When Owens heard that Town Supervisor Tom Croci wanted department heads to consider the impact of cuts of up to 50 percent, he said he had “many sleepless nights.”
“When you put your child on the bus after a snow storm, you want to know that this department has made their journey safe,” Owens said. “I cannot guarantee that with these proposed cuts and that is not acceptable.”
The other impacts of budget cuts?
Terry Hennessey, the acting commissioner of MacArthur Airport, said they would hurt the chances of the airport attracting a new airline, which Hennessey said is a top priority.
All parks, beaches and recreation centers around Town could also be shuttered.
In the end, the Town faces the choice that every other municipality with a budget gap does: raise taxes, cut spending or some combination of both.
Supervisor Croci leads a Republican Town Board that was swept into power last year when Croci defeated Phil Nolan by just a few hundred votes.
While campaigning, Croci said “taxes were out control,” but now he may be headed toward presenting a budget that pierces the state’s new tax cap.
From the start of the meeting, Croci made clear whom he blames for the current predicament the town finds itself in: Phil Nolan.
Croci questioned Town Comptroller Joseph Ludwig over how the 2012 budget was created.

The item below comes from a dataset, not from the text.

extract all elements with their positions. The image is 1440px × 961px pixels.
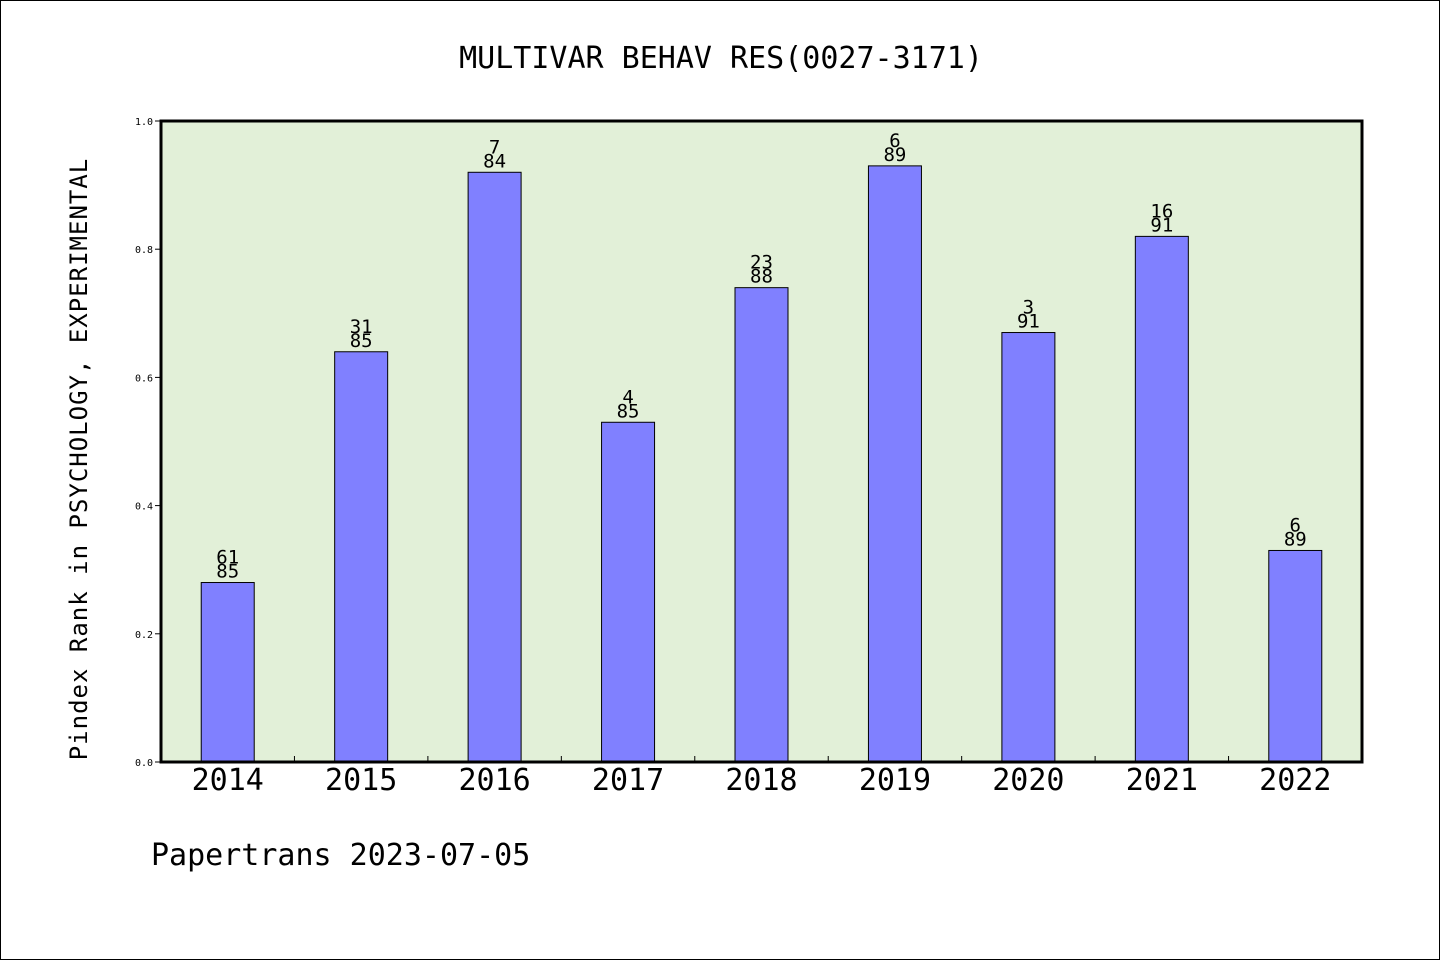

“For whatever reason, he chose to use that fund balance and have a zero percent tax increase for the 2012 budget,” Ludwig said of Nolan, referring to $18 million from the Town’s “rainy-day fund” in the current budget.

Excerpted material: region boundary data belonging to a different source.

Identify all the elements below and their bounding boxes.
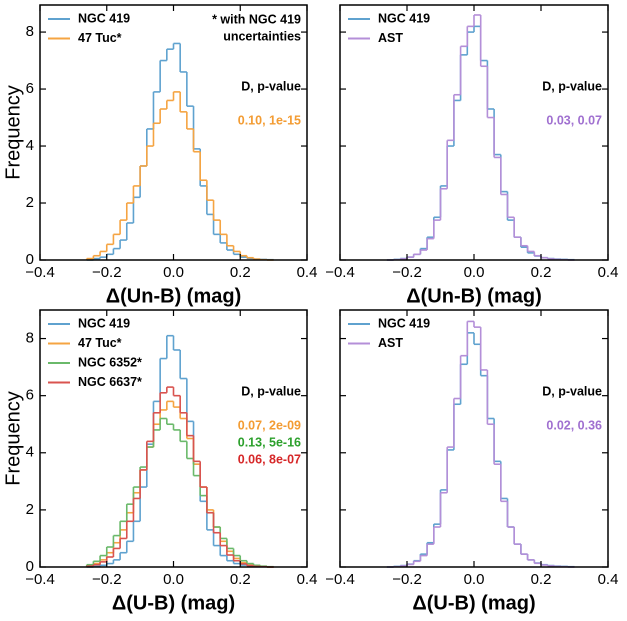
x-tick-label: −0.2 [92,571,122,588]
legend-label: AST [378,31,403,45]
legend-label: NGC 419 [78,316,130,330]
x-tick-label: −0.4 [325,571,355,588]
y-tick-label: 8 [26,23,34,40]
x-tick-label: 0.2 [230,264,251,281]
x-tick-label: −0.4 [325,264,355,281]
x-tick-label: −0.2 [392,264,422,281]
stat-value: 0.13, 5e-16 [238,435,301,449]
x-tick-label: 0.4 [598,571,619,588]
x-tick-label: 0.2 [531,571,552,588]
x-tick-label: 0.2 [230,571,251,588]
x-tick-label: −0.2 [392,571,422,588]
x-tick-label: 0.4 [297,264,318,281]
stat-value: 0.03, 0.07 [546,113,602,127]
y-tick-label: 2 [26,194,34,211]
y-axis-label: Frequency [2,391,24,486]
annotation-note: uncertainties [223,29,301,43]
stat-value: 0.10, 1e-15 [238,113,301,127]
stat-value: 0.07, 2e-09 [238,418,301,432]
x-axis-label: Δ(U-B) (mag) [112,592,235,614]
x-axis-label: Δ(Un-B) (mag) [106,285,241,307]
legend-label: NGC 419 [378,316,430,330]
legend-label: NGC 419 [378,11,430,25]
legend-label: NGC 419 [78,11,130,25]
x-tick-label: 0.4 [297,571,318,588]
x-tick-label: 0.0 [464,264,485,281]
hist-riser [392,14,569,260]
stat-header: D, p-value [542,79,602,93]
x-tick-label: 0.0 [464,571,485,588]
stat-header: D, p-value [241,384,301,398]
y-tick-label: 2 [26,501,34,518]
legend-label: AST [378,336,403,350]
y-tick-label: 6 [26,387,34,404]
y-axis-label: Frequency [2,85,24,180]
hist-riser [392,321,569,567]
legend-label: 47 Tuc* [78,336,122,350]
x-axis-label: Δ(U-B) (mag) [412,592,535,614]
x-tick-label: −0.4 [25,571,55,588]
x-tick-label: −0.4 [25,264,55,281]
x-axis-label: Δ(Un-B) (mag) [406,285,541,307]
stat-header: D, p-value [542,384,602,398]
y-tick-label: 6 [26,80,34,97]
stat-header: D, p-value [241,79,301,93]
legend-label: NGC 6637* [78,375,142,389]
hist-riser [92,43,275,260]
x-tick-label: 0.0 [163,571,184,588]
y-tick-label: 4 [26,444,34,461]
legend-label: NGC 6352* [78,355,142,369]
y-tick-label: 4 [26,137,34,154]
legend-label: 47 Tuc* [78,31,122,45]
x-tick-label: 0.2 [531,264,552,281]
annotation-note: * with NGC 419 [212,12,301,26]
x-tick-label: −0.2 [92,264,122,281]
y-tick-label: 8 [26,330,34,347]
x-tick-label: 0.4 [598,264,619,281]
stat-value: 0.02, 0.36 [546,418,602,432]
x-tick-label: 0.0 [163,264,184,281]
y-tick-label: 0 [26,558,34,575]
y-tick-label: 0 [26,251,34,268]
stat-value: 0.06, 8e-07 [238,452,301,466]
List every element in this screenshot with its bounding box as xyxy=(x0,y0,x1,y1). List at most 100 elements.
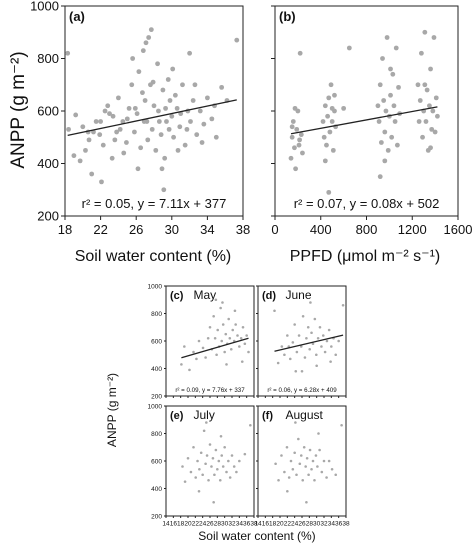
panel-d-point xyxy=(273,309,276,313)
panel-c-point xyxy=(206,336,210,340)
panel-d-point xyxy=(313,317,317,321)
panel-b-point xyxy=(375,103,381,109)
panel-a-point xyxy=(162,155,168,161)
panel-b-point xyxy=(393,45,399,51)
panel-e-point xyxy=(223,445,226,449)
panel-a-point xyxy=(97,132,103,138)
panel-e-title: July xyxy=(194,408,215,422)
panel-d-point xyxy=(291,341,295,344)
panel-a-point xyxy=(66,126,71,132)
panel-a-point xyxy=(172,92,178,98)
panel-f-point xyxy=(305,456,309,460)
panel-c-point xyxy=(183,345,186,348)
panel-a-point xyxy=(205,95,210,101)
panel-e-point xyxy=(201,473,204,477)
panel-b-xlabel: PPFD (μmol m⁻² s⁻¹) xyxy=(290,248,441,265)
panel-c-label: (c) xyxy=(170,290,184,302)
panel-d-point xyxy=(337,339,340,343)
panel-b-point xyxy=(329,105,335,111)
panel-a-xlabel: Soil water content (%) xyxy=(75,248,232,265)
panel-b-point xyxy=(432,129,438,135)
bottom-ylabel: ANPP (g m⁻²) xyxy=(105,373,119,447)
panel-b-point xyxy=(378,140,384,145)
panel-c-ytick-label: 1000 xyxy=(148,283,163,290)
panel-e-ytick-label: 800 xyxy=(151,431,162,438)
panel-b-point xyxy=(296,142,302,148)
panel-f-xtick-label: 14 xyxy=(254,521,262,528)
panel-c: 200 400 600 800 1000 (c) May r² = 0.09, y = 7.7… xyxy=(148,283,255,400)
panel-a-point xyxy=(135,166,141,172)
panel-a-point xyxy=(187,50,193,56)
panel-e-xtick-label: 24 xyxy=(199,521,207,528)
panel-d-point xyxy=(299,345,303,348)
panel-b-point xyxy=(388,92,393,98)
panel-a-point xyxy=(234,37,240,43)
panel-a-ytick-label: 1000 xyxy=(30,0,59,14)
panel-f: 14 16 18 20 22 24 26 28 30 32 34 36 38 (f) August xyxy=(254,405,350,528)
panel-a-point xyxy=(180,82,185,88)
panel-a-point xyxy=(77,158,83,164)
panel-f-xtick-label: 38 xyxy=(342,521,350,528)
panel-b-point xyxy=(298,132,304,138)
panel-d-point xyxy=(315,364,318,368)
panel-b-frame xyxy=(274,5,459,217)
panel-a-point xyxy=(142,98,148,103)
panel-f-point xyxy=(322,459,326,463)
panel-f-point xyxy=(274,462,277,466)
panel-d-point xyxy=(303,356,307,359)
panel-a-point xyxy=(73,112,79,118)
panel-f-xtick-label: 26 xyxy=(298,521,306,528)
panel-a-point xyxy=(105,103,111,109)
panel-b-xtick-label: 0 xyxy=(271,222,278,237)
panel-a-point xyxy=(146,35,152,40)
panel-b-xtick-label: 400 xyxy=(310,222,332,237)
panel-d-point xyxy=(334,353,338,357)
panel-b-point xyxy=(329,119,335,124)
panel-f-xtick-label: 22 xyxy=(284,521,292,528)
panel-e-point xyxy=(227,459,230,463)
panel-f-xtick-label: 32 xyxy=(320,521,328,528)
panel-c-point xyxy=(180,363,183,366)
panel-b-point xyxy=(326,95,332,101)
panel-a-point xyxy=(160,87,166,93)
panel-f-point xyxy=(287,476,291,479)
panel-a-point xyxy=(182,142,188,148)
panel-e-point xyxy=(205,421,208,424)
panel-b-point xyxy=(322,158,328,164)
panel-c-point xyxy=(228,336,232,340)
panel-a-fit-line xyxy=(67,99,237,137)
panel-c-point xyxy=(227,317,230,321)
panel-a-point xyxy=(107,111,112,117)
panel-a-point xyxy=(175,147,181,153)
panel-a-point xyxy=(130,56,136,61)
panel-e-frame xyxy=(165,405,255,517)
panel-b-point xyxy=(325,113,331,119)
panel-b-point xyxy=(377,174,383,180)
panel-b-point xyxy=(330,147,336,153)
panel-e-point xyxy=(205,454,209,457)
panel-f-point xyxy=(291,467,295,471)
panel-d-point xyxy=(323,350,327,354)
panel-f-point xyxy=(314,454,318,457)
panel-f-xtick-label: 16 xyxy=(262,521,270,528)
panel-c-point xyxy=(245,334,248,337)
panel-f-point xyxy=(286,489,289,493)
panel-a-point xyxy=(141,119,147,124)
panel-b-point xyxy=(389,134,395,140)
panel-d-point xyxy=(288,357,292,361)
panel-d-point xyxy=(276,361,280,365)
panel-f-title: August xyxy=(286,408,324,422)
panel-a-point xyxy=(199,140,205,145)
panel-b-point xyxy=(320,119,326,124)
panel-f-point xyxy=(320,470,324,474)
panel-f-xtick-label: 36 xyxy=(335,521,343,528)
panel-e-xtick-label: 38 xyxy=(250,521,258,528)
panel-b-point xyxy=(390,71,396,77)
panel-a-point xyxy=(161,187,167,193)
panel-e-ytick-label: 200 xyxy=(151,513,162,520)
panel-a-point xyxy=(159,166,165,172)
panel-d-point xyxy=(283,353,286,357)
panel-a-xtick-label: 26 xyxy=(129,222,143,237)
panel-b-point xyxy=(289,134,295,140)
panel-e-label: (e) xyxy=(170,410,184,422)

Ludwig said he made clear to the Nolan that going with no tax increase in 2012 would be devastating in subsequent years.
“No doubt that the board and community are aware that last year was an election year so we can only surmise as to why that was the case,” Croci said.

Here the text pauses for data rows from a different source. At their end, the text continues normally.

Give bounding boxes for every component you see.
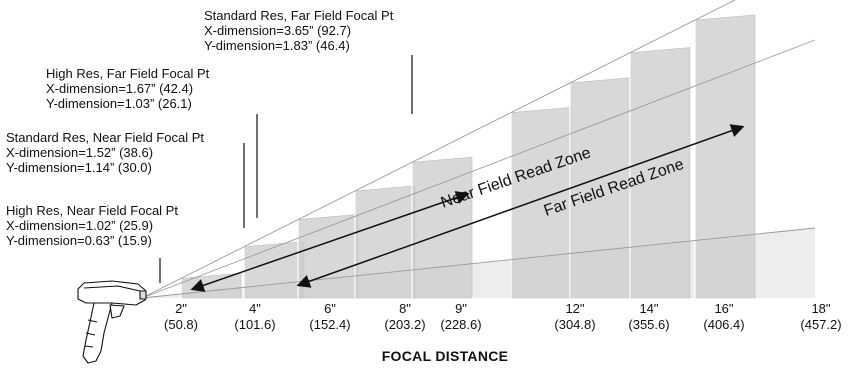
- focal-planes: [180, 14, 756, 299]
- handheld-scanner-icon: [77, 280, 147, 364]
- annotation-x-dimension: X-dimension=1.52” (38.6): [6, 145, 154, 160]
- annotation-standard-far: Standard Res, Far Field Focal Pt X-dimen…: [204, 8, 393, 53]
- focal-plane: [694, 14, 756, 299]
- distance-mm: (101.6): [234, 317, 276, 332]
- distance-tick: 18" (457.2): [786, 301, 850, 333]
- distance-tick: 8" (203.2): [370, 301, 440, 333]
- distance-tick: 14" (355.6): [614, 301, 684, 333]
- annotation-x-dimension: X-dimension=3.65” (92.7): [204, 23, 352, 38]
- distance-inches: 2": [175, 301, 187, 316]
- annotation-y-dimension: Y-dimension=1.83” (46.4): [204, 38, 350, 53]
- distance-mm: (50.8): [164, 317, 198, 332]
- focal-plane: [180, 272, 242, 299]
- distance-tick: 4" (101.6): [220, 301, 290, 333]
- focal-plane: [411, 156, 473, 299]
- annotation-title: High Res, Far Field Focal Pt: [46, 66, 210, 81]
- focal-plane: [243, 241, 305, 299]
- distance-tick: 16" (406.4): [689, 301, 759, 333]
- annotation-y-dimension: Y-dimension=1.03” (26.1): [46, 96, 192, 111]
- distance-mm: (203.2): [384, 317, 426, 332]
- distance-tick: 9" (228.6): [426, 301, 496, 333]
- distance-tick: 6" (152.4): [295, 301, 365, 333]
- distance-mm: (457.2): [800, 317, 842, 332]
- distance-tick: 2" (50.8): [146, 301, 216, 333]
- annotation-title: Standard Res, Near Field Focal Pt: [6, 130, 204, 145]
- distance-inches: 6": [324, 301, 336, 316]
- distance-inches: 8": [399, 301, 411, 316]
- annotation-x-dimension: X-dimension=1.02” (25.9): [6, 218, 154, 233]
- distance-inches: 9": [455, 301, 467, 316]
- annotation-x-dimension: X-dimension=1.67” (42.4): [46, 81, 194, 96]
- distance-inches: 12": [565, 301, 585, 316]
- annotation-standard-near: Standard Res, Near Field Focal Pt X-dime…: [6, 130, 204, 175]
- annotation-y-dimension: Y-dimension=0.63” (15.9): [6, 233, 152, 248]
- annotation-high-far: High Res, Far Field Focal Pt X-dimension…: [46, 66, 209, 111]
- annotation-high-near: High Res, Near Field Focal Pt X-dimensio…: [6, 203, 178, 248]
- distance-mm: (152.4): [309, 317, 351, 332]
- distance-inches: 4": [249, 301, 261, 316]
- axis-title: FOCAL DISTANCE: [381, 348, 509, 364]
- distance-inches: 16": [714, 301, 734, 316]
- distance-inches: 14": [639, 301, 659, 316]
- distance-tick: 12" (304.8): [540, 301, 610, 333]
- distance-mm: (228.6): [440, 317, 482, 332]
- far-field-arrow: [296, 124, 745, 288]
- distance-mm: (406.4): [703, 317, 745, 332]
- distance-inches: 18": [811, 301, 831, 316]
- distance-mm: (304.8): [554, 317, 596, 332]
- annotation-title: High Res, Near Field Focal Pt: [6, 203, 178, 218]
- distance-mm: (355.6): [628, 317, 670, 332]
- focal-plane: [354, 185, 416, 299]
- annotation-y-dimension: Y-dimension=1.14” (30.0): [6, 160, 152, 175]
- annotation-title: Standard Res, Far Field Focal Pt: [204, 8, 394, 23]
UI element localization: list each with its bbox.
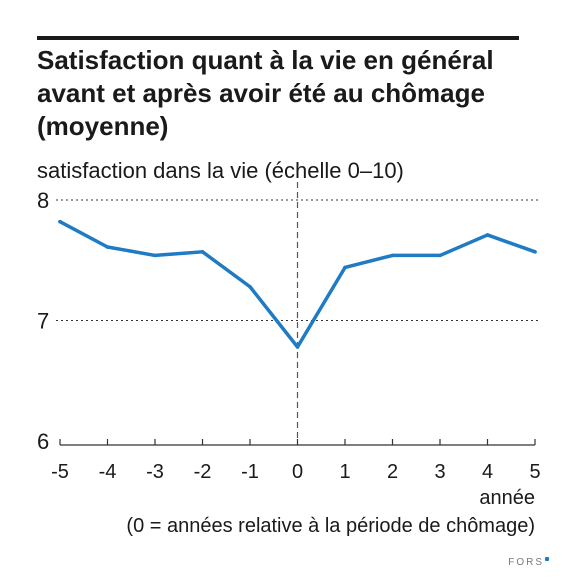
data-point (153, 253, 157, 258)
logo-text: FORS (508, 557, 544, 568)
data-point (533, 250, 537, 254)
data-point (248, 284, 252, 289)
y-tick-label: 6 (37, 429, 49, 454)
series-layer (58, 219, 537, 349)
fors-logo: FORS (508, 557, 549, 568)
y-axis-label: satisfaction dans la vie (échelle 0–10) (37, 158, 404, 183)
x-tick-label: 5 (529, 461, 540, 483)
x-tick-label: -5 (51, 461, 69, 483)
data-point (295, 345, 300, 349)
x-tick-label: 2 (387, 461, 398, 483)
y-tick-label: 7 (37, 309, 49, 334)
x-tick-label: -2 (194, 461, 212, 483)
data-point (485, 233, 490, 237)
title-rule (37, 36, 519, 40)
x-axis-note: (0 = années relative à la période de chô… (126, 515, 535, 537)
data-point (58, 219, 62, 224)
y-tick-labels: 6 7 8 (37, 188, 49, 454)
x-axis (59, 439, 536, 446)
data-point (390, 253, 395, 258)
x-tick-label: 4 (482, 461, 493, 483)
gridlines (56, 182, 540, 441)
chart-title: Satisfaction quant à la vie en général a… (37, 45, 494, 141)
logo-dot-icon (545, 557, 549, 561)
x-tick-label: 3 (434, 461, 445, 483)
y-tick-label: 8 (37, 188, 49, 213)
data-point (438, 253, 442, 258)
x-tick-labels: -5 -4 -3 -2 -1 0 1 2 3 4 5 (51, 461, 540, 483)
x-tick-label: -4 (99, 461, 117, 483)
x-tick-label: 0 (292, 461, 303, 483)
x-axis-label: année (479, 487, 535, 509)
x-tick-label: -1 (241, 461, 259, 483)
data-point (200, 250, 205, 254)
x-tick-label: -3 (146, 461, 164, 483)
data-point (343, 265, 347, 270)
x-tick-label: 1 (339, 461, 350, 483)
data-point (105, 245, 110, 249)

Nolan, reached by phone Friday, said he gave the Republicans a chance to make amendments to the 2012 budget after the election last fall, but they chose not to.
“I was prepared to work with them,” said Nolan, who said he had a record of cutting spending and called the Republicans “hypocrites” for implying he was wrong to not raise taxes this year. “They didn’t change a single word in that budget.”
“All they’ve done is create dozens and dozens of jobs for political friends,” said Nolan, who was appointed president of Suffolk Off-Track Betting Corp. (OTB) earlier this year. “They haven’t cut a damn thing.”
Moving ahead, the Town has until Sept. 30 to craft an official budget proposal. There’s obviously still many difficult decisions to be made.
“The type of cut to get to a zero-percent tax increase would be devastating to the Town of Islip,” said Ludwig, adding that cuts to staff would be felt by the public.
“There’s nothing worse than seeing a cold, miserable December 28th day, cold rains, winds and seeing a line outside the Tax Receiver’s Office, but that is exactly what would happen."
The Town Board meets again next Tuesday at 2 p.m.